Como afirmava em um de seus ensaios, “Viver como se Deus existisse”, o teólogo alemão Heinz Zahrnt, "Deus habita somente onde se deixa ele entrar". Essa escolha implica – como em toda opção livre – um aspecto de risco. Entra em ação, assim, mais uma característica que é a confiança. É a famosa fides qua dos teólogos, ou seja, a fé "com a qual" se adere confiando em Deus e que faz acolher a fides quae, isto é, os conteúdos da revelação divina que o crer nos manifesta.
Abraão, que, "pela fé, chamado por Deus, obedeceu e partiu para um lugar que deveria receber como herança, e partiu sem saber para onde" (Hebreus 11, 8), é o exemplo arquetípico bíblico disso. Confio-me aos versos de uma escritora com a qual pessoalmente tive um diálogo intenso nos últimos anos da sua vida, Lalla Romano, que morreu em 2001: "Fé não é saber / que o outro existe / é viver / dentro dele / calor / nas suas veias / sonho / nos seus pensamentos. / Aqui vagar / dormindo / nele despertar" (de Giovane é il tempo, de 1974).
Como rezava outra poetisa, marcada, porém, explicitamente pela fé, Ada Negri: "Tu caminhas ao meu lado, ó Senhor, pegadas não deixa na terra o teu passo. Não te vejo: mas sinto e respiro a tua presença em toda folha de erva, em todo átomo de ar que me nutre". A confiança tem o seu exame de autenticidade no tempo escuro da prova, quando o rosto de Deus desaparece, a sua palavra se cala, a sua presença se transforma em ausência.

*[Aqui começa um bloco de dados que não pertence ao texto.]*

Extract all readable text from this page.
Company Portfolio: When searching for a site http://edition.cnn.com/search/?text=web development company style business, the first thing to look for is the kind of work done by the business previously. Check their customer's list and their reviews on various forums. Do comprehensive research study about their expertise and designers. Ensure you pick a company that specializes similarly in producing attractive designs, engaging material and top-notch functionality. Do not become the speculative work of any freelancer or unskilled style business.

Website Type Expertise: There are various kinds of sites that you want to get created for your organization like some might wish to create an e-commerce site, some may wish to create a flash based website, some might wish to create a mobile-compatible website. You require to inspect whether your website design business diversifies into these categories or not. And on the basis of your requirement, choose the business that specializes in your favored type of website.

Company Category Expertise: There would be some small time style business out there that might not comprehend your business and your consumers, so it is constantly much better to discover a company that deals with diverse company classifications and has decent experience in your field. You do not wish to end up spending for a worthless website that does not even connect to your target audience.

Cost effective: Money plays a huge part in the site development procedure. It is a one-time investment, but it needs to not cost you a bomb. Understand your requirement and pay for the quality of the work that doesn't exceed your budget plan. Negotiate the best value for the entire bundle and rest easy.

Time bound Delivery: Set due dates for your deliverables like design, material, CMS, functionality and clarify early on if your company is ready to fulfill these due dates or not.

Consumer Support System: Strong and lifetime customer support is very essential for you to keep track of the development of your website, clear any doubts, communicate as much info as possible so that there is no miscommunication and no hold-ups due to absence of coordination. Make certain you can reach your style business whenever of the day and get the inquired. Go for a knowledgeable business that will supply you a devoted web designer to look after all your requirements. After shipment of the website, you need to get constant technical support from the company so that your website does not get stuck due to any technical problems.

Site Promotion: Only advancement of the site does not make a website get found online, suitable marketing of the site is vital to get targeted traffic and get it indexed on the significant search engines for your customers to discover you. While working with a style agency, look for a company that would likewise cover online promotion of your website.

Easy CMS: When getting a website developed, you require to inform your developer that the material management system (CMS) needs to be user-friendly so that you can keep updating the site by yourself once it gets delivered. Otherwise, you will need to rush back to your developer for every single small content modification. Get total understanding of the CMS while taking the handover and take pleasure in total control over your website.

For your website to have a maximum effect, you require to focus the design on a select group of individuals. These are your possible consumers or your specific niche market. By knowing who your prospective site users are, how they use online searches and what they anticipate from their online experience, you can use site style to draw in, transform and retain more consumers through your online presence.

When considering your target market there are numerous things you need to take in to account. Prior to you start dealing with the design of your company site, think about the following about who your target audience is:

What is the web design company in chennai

Jó, envolvido plenamente nas trevas, não deixa de acreditar e de ter confiança: "Ainda que ele queira me matar, não me importo" (13, 15).
A tradição judaica coloca em cena em uma parábola um judeu fugido da Inquisição espanhola com sua esposa e filho, que, durante uma tempestade, desembarca em uma ilha. Lá, porém, um raio mata a esposa, e uma onda arrasta o menino ao mar.
Sozinho, nu, flagelado pela tempestade, aterrorizado, vagando por aquela ilha rochosa, eleva a voz ao céu: "Deus de Israel, estou acabado! Justamente agora, no entanto, eu não posso te servir, senão livremente. Tu fizeste de tudo para que eu não creia mais em ti. Bem, eu te digo, Deus meu e dos meus pais, tu não conseguirás: eu sempre acreditarei em ti, te amarei sempre, apesar de ti!".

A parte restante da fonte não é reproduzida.